The present invention relates to a method and apparatus for reducing NO.sub.x resulting from combustion of nitrogen containing fuels. NO.sub.x is produced no matter what type of fuel is used. This is true even though a fuel is burned which does not inherently contain nitrogen as one of its components, e.g. natural gas which is essentially pure methane. Combustion products from a nitrogen-free fuel still contain NO.sub.x, which has been derived from the molecular nitrogen introduced as air into the combustion process. The NO.sub.x resulting from the nitrogen in the air may be termed "thermal NO.sub.x ". Many heavier oils and coal which are commonly used for industrial purposes contain nitrogen compounds in varying amounts. These nitrogen compounds also produce NO.sub.x as part of the combustion process in addition to the NO.sub.x from atmospheric nitrogen. Since nitrogen-containing fuels produce more NO.sub.x than nitrogen-free fuels, it is the reduction of nitrogen NO.sub.x resulting from "fuel NO.sub.x " which is the principal object of the present invention.

There are many ways which may be employed to reduce NO.sub.x. These may be grouped under at least three major categories: (1) Control of the fuel nitrogen; (2) treatment of stack gases; and (3 control of the combustion process by adjusting the key variables, i.e., oxygen, temperature, mixing and residence time. The present invention deals with a novel burner for control of the combustion process within the third category. A general discussion of the control of nitrogen oxide emissions in combustion may be found in a paper presented by William Bartok et al at the International Congress of Chemical Engineering at the Service of Mankind, European Federation of Chemical Engineering, Paris, France, Sept. 2-9, 1972.

Since nitrogen oxides are produced by the reaction of nitrogen with oxygen, one approach which can be taken is to limit the availability of oxygen for such a reaction. This is complicated by the fact that oxygen is required for the combustion of the fuel and generally must be used in excess in order to assure complete combustion. Burning with a limited air supply to create reducing conditions and thus to minimize the production of nitrogen oxides has been utilized in the prior art, particularly to destroy relatively large quantities of nitrogen oxides which had been formed from chemical processing. Typical of such prior art processes are the following:

British Pat. No. 1,274,637 -- Robert D. Reed et al.

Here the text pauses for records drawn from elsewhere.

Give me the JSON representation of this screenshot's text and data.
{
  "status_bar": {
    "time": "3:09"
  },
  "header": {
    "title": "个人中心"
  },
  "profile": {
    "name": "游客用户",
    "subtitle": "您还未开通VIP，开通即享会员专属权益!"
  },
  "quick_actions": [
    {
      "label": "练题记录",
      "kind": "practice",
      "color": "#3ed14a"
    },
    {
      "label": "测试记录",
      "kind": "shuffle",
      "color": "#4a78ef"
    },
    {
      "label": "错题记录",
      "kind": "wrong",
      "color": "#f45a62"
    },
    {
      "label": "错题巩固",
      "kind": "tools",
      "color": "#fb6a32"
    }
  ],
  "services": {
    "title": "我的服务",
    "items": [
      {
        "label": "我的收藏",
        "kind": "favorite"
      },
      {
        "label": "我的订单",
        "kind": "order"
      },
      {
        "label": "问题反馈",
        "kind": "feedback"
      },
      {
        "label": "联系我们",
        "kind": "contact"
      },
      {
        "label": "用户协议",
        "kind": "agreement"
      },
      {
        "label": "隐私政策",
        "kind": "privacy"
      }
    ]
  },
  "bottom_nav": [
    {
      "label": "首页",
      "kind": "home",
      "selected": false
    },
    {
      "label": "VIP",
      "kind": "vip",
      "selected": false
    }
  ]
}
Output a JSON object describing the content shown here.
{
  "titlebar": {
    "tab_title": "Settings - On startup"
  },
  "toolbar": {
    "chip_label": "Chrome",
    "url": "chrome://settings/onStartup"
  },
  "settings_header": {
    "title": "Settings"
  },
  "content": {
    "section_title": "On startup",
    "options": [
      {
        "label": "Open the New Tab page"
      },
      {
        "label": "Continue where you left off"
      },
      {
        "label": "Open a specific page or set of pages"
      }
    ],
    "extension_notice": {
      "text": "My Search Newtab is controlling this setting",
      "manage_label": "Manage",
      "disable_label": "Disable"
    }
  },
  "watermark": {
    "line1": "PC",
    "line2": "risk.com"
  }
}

U.S. Pat. No. 2,673,141 -- Barman

U.S. Pat. No. 3,505,027 -- Breitbach et al.

U.S. Pat. No. 3,661,507 -- Breitbach et al.

Formation of nitrogen oxides is favored by high temperatures. Thus, much of the prior art effort has been directed to reducing combustion temperatures in order to reduce NO.sub.x formation. This is, of course, directionally undesirable inasmuch as industrial furnaces operate with greater efficiency when high combustion temperatures are used. However, direct cooling techniques, e.g. flue gas recirculation and water injection, are effective methods of limiting combustion temperatures and thereby the NO.sub.x production. A staged combustion technique incorporating indirect cooling of the flue gases has been used for stationary power boilers as disclosed in U.S. Pat. No. 3,048,131 to Hardgrove. It should be noted that in utility boilers excess air is closely controlled in order to maximize the efficiency of the heat transfer process. These high temperatures result in excessive NO.sub.x production but, combustion at below stoichiometric conditions, which inherently occurs at lower temperatures and under semireducing conditions, will limit the NO.sub.x production. If this first combustion step is followed by cooling of the flue gases, combustion may be completed by addition of air while keeping temperature low and limiting NO.sub.x production. This has been accomplished in utility boilers by firing burners at the bottom of the boiler with sub-stoichiometric air to fuel ratios. By the time the flue gases which are produced have reached the upper portion of the boiler, the temperature has been reduced by cooling against the steam generating tubes and air may be introduced to complete the combustion process. A variation of the staged combustion process has been employed by Livingston (U.S. Pat. No. 3,356,075) and by Bienstock et al (U.S. Pat. No. 3,382,822) in the firing of boilers with coal.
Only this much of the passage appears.